I use a plastic tray for mine but an old screen from a window works great too. Make sure to bring your garlic in at night so it does not get wet from the dew.
After a few days you can remove more of the soil, but again don’t go crazy with the skin. Just use your hands to break the dirt from the roots.
Take your garlic in small bunches, I like 2 or 3 at most. You can braid the leaves or use twine and tie the leaves together. Find a place to hang your garlic out of the way. Remember for the garlic to dry you need good air circulation.
Since I have so much garlic every year, Hubs made me this garlic hanger for in the barn. Just a board with a bunch of screws in it, low cost and works perfectly!
I just attached it to a couple of screws in the wall, far away from my animals that like to munch on things!
I like to hang my garlic in the barn, but a garage will work or a shed if it’s dry and not damp. If you only have a few bulbs you can also hang inside your home but be prepared for a morning greeting of garlic with your coffee.

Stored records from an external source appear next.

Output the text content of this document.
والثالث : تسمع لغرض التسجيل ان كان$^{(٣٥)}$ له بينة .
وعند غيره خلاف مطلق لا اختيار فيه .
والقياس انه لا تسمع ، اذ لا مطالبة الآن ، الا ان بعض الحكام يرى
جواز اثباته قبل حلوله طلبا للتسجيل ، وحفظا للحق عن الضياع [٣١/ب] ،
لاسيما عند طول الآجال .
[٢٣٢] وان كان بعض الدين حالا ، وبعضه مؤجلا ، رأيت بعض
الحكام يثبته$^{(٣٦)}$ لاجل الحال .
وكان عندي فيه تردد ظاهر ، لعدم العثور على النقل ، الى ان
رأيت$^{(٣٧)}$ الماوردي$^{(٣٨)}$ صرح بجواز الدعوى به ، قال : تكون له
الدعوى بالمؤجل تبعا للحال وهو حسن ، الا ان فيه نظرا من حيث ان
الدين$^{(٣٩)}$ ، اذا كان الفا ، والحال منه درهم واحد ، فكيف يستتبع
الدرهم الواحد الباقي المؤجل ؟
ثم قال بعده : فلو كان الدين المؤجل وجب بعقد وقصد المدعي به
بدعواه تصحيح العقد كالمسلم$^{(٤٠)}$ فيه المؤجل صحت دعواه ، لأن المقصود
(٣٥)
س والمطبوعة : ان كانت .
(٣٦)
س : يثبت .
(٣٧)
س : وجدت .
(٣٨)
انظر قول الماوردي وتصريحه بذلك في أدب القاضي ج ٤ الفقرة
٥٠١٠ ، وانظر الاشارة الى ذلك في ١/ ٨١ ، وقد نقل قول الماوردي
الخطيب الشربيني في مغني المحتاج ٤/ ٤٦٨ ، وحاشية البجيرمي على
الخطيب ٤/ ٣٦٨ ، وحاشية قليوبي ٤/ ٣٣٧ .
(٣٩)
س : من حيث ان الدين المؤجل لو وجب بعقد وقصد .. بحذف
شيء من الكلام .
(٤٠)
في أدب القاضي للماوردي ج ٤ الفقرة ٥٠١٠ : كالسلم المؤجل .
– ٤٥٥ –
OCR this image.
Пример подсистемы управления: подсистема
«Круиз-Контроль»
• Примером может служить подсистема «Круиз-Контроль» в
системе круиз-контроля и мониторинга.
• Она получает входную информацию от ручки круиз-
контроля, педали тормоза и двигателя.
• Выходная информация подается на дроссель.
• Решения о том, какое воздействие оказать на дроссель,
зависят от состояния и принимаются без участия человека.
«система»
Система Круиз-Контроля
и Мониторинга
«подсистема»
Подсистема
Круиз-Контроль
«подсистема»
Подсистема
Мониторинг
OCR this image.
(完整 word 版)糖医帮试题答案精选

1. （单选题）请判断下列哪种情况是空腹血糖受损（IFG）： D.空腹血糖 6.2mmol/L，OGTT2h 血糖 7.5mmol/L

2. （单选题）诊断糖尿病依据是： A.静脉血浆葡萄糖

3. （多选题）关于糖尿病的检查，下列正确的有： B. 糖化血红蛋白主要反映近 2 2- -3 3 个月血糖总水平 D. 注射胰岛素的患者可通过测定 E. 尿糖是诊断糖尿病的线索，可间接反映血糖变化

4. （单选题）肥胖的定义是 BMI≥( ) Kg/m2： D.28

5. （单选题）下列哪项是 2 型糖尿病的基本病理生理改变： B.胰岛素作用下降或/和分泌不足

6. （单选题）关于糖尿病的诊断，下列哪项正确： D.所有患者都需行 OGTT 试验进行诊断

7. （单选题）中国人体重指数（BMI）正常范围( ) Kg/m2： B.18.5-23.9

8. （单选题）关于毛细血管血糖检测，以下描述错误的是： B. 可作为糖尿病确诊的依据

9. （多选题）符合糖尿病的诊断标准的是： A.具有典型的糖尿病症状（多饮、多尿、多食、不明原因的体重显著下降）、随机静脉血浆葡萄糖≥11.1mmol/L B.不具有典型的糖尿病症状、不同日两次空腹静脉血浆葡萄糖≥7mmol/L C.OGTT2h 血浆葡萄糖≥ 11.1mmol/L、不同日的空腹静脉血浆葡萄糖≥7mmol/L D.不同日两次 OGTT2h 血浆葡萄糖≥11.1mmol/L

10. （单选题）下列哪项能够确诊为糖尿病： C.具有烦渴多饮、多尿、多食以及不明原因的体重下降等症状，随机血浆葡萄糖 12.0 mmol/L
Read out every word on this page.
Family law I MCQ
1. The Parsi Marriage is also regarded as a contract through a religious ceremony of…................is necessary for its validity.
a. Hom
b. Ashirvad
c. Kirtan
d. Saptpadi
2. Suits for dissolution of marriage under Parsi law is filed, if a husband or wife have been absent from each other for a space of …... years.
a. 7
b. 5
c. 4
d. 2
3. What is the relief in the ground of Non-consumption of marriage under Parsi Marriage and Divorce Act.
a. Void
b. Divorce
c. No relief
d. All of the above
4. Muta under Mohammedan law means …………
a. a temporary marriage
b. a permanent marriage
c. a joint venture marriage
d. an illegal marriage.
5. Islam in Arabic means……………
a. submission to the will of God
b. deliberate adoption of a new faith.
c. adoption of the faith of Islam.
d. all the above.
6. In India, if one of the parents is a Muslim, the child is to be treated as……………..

If you don’t have enough air circulation you can use fans to help. Your goal is to dry the skins while keeping the moisture of the bulbs.
About two weeks should be good, but longer may be needed. I usually check my garlic every few days, just feel the bulbs to make sure they are drying.
After a few weeks, your garlic will be ready to use! Oh, and on the plus side, your barn will smell like an Italian Bistro!
Once your garlic is dry, remove the dirt and outer skin. Use scissors to remove the stems and the roots. I like to store my garlic heads in these handy mesh bags. You can also can your garlic to use all year. My method is super easy and fun to do. If you have never canned garlic you can read how to do it here. How To Preserve Your Garlic.
If you are new to gardening, garlic is the perfect way to get your feet wet. The pungent aroma is a natural defense against pests and microorganisms. Once you plant and mulch you can let the garlic to its thing. Yes, it pretty much does grow itself!